Soal biaya memang relatif. Tapi, menurut Soeminta, hampir semua rumah sakit pemerintah yang memiliki fasilitas lengkap memberlakukan keringanan biaya bagi yang kurang mampu. Bahkan, para orangtua bisa menggunakan Askes (untuk pegawai negeri). Sayangnya, sampai saat ini tidak semua asuransi menjamin biaya bedah untuk kasus-kasus cacat bawaan. Berbeda dengan di negara-negara yang lebih maju, seperti Amerika dan Jepang, bedah rekonstruksi bagi cacat bawaan pada anak sudah menjadi bagian tanggungan asuransi.

Merawat Anak "Istimewa"

Yang terbaik yang bisa Anda lakukan adalah:

* Sikap Lembut Namun Tegas Jalinan hubungan yang penuh kasih sayang akan membantu kestabilan emosi anak. Anda harus ekstra sabar menghadapinya. Ingatlah, ia jauh lebih frustrasi melihat keadaan dirinya ketimbang Anda. Jangan sekali-kali memperlihatkan rasa putus asa kita saat mengasuhnya.

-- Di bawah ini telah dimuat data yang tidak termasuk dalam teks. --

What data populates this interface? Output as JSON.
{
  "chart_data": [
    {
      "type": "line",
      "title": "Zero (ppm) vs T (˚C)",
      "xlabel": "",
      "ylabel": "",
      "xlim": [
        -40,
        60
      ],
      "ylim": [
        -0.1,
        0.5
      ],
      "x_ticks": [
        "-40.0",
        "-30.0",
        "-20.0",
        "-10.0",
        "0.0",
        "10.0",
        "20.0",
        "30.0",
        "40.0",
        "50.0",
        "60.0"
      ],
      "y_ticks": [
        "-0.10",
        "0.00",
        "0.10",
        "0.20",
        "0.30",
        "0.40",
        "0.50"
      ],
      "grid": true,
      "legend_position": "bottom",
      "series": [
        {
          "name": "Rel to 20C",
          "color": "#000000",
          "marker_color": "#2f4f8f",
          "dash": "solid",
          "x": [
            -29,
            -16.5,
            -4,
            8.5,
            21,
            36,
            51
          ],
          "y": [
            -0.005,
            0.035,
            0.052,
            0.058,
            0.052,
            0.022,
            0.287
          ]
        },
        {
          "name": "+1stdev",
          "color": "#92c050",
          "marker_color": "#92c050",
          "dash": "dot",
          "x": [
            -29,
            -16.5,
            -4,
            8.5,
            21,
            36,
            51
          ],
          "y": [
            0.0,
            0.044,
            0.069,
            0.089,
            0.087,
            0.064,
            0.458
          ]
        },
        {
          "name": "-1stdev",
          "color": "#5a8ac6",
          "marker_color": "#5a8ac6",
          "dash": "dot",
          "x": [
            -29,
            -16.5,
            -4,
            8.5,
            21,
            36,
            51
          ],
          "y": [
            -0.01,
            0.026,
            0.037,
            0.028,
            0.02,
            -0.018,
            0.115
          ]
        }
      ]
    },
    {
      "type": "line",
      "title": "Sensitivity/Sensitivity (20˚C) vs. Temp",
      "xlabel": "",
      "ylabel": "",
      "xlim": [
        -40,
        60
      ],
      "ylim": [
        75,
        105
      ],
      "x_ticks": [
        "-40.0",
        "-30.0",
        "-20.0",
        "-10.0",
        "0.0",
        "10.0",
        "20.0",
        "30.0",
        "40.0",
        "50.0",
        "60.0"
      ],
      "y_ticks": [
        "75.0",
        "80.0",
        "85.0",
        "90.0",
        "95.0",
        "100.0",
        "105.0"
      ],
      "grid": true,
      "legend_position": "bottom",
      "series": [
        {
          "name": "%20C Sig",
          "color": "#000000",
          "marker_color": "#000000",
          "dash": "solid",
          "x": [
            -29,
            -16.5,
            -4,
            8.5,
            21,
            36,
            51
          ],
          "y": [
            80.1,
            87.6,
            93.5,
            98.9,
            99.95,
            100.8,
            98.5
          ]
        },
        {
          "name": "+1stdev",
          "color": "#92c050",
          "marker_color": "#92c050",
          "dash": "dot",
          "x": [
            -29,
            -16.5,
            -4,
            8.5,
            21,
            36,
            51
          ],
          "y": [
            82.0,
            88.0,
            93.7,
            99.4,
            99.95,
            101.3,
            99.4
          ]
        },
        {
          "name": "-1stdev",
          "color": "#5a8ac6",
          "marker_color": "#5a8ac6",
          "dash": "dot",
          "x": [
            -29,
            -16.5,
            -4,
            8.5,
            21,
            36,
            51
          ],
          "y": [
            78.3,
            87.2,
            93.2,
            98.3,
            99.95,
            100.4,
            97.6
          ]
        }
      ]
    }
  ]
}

* Ajari Kemandirian Jangan membedakan dirinya dengan saudara kandungnya yang normal. Ia berhak mendapat bantuan, tetapi jangan menjadikannya tidak mandiri. Hal tersebut bukan cuma akan menyulitkan Anda sekeluarga, tetapi juga dirinya. Ajarkan ia banyak hal yang bisa dikerjakannya sendiri.

* Sesuaikan TargetJangan memasang target terlalu muluk untuknya. Setiap kemajuan yang dicapai patut Anda syukuri.

* FasilitasBeri ia fasilitas yang memudahkan dirinya. Misalnya, ruangan-ruangan di rumah harus aman jika si kecil mengalami kebutaan. Hindari kecelakaan lain yang mungkin terjadi. Buatlah ia merasa nyaman.

* Bangun Rasa Percaya Dirinya Sikap Anda yang bijaksana dan limpahan kasih sayang yang diberikan bisa membangun rasa percaya dirinya. Jangan memperolok-olok keadaan dirinya. Ini akan memperburuk keadaannya saja. Berilah ia pengertian (dengan bahasa yang dimengerti olehnya) bahwa rasa sayang Anda tidak berkurang karena ketidaknormalannya.

* Mengenal Dunia Luar Ajari ia sedini mungkin menghadapi tantangan dunia luar, yang mungkin tidak sepenuhnya bisa menerima dirinya. Anda bisa membantu dengan menceritakan kondisi si anak pada keluarga besar, lingkungan sekitar. Mintalah pengertian dari lingkungan si kecil untuk bisa menerima kehadiran si kecil apa adanya. Tegurlah dengan sopan bila ada yang mengejek anak Anda.

* Pengobatan Terbaik Berikan pengobatan terbaik bagi dirinya. Ajarkan ia untuk disiplin menjalani semua pengobatan. Baik itu obat yang diminum, konsultasi, terapi, operasi, dan sebagainya. Beri penjelasan bahwa hal tersebut semata-mata dilakukan untuk kebaikan dirinya.

* Cari Dukungan Jangan menjalani segala sesuatu sendirian sehingga Anda merasa begitu lelah. Ajaklah seluruh anggota keluarga untuk membantu si kecil yang bermasalah. Jalani semuanya dengan tulus. Kuatkan diri dengan selalu mendekatkan diri pada Tuhan Yang Maha Kuasa.

* Tumbuh Wajar Tetap berikan kebebasan berekspresi pada anak dengan bermain sewajarnya. Perkenalkan dunia anak-anak yang ceria padanya. Jangan membiarkan dirinya hanya mengurung diri di rumah. Sekaligus jangan sekali-kali melarangnya keluar rumah. Biarkan ia tumbuh sebagaimana mestinya.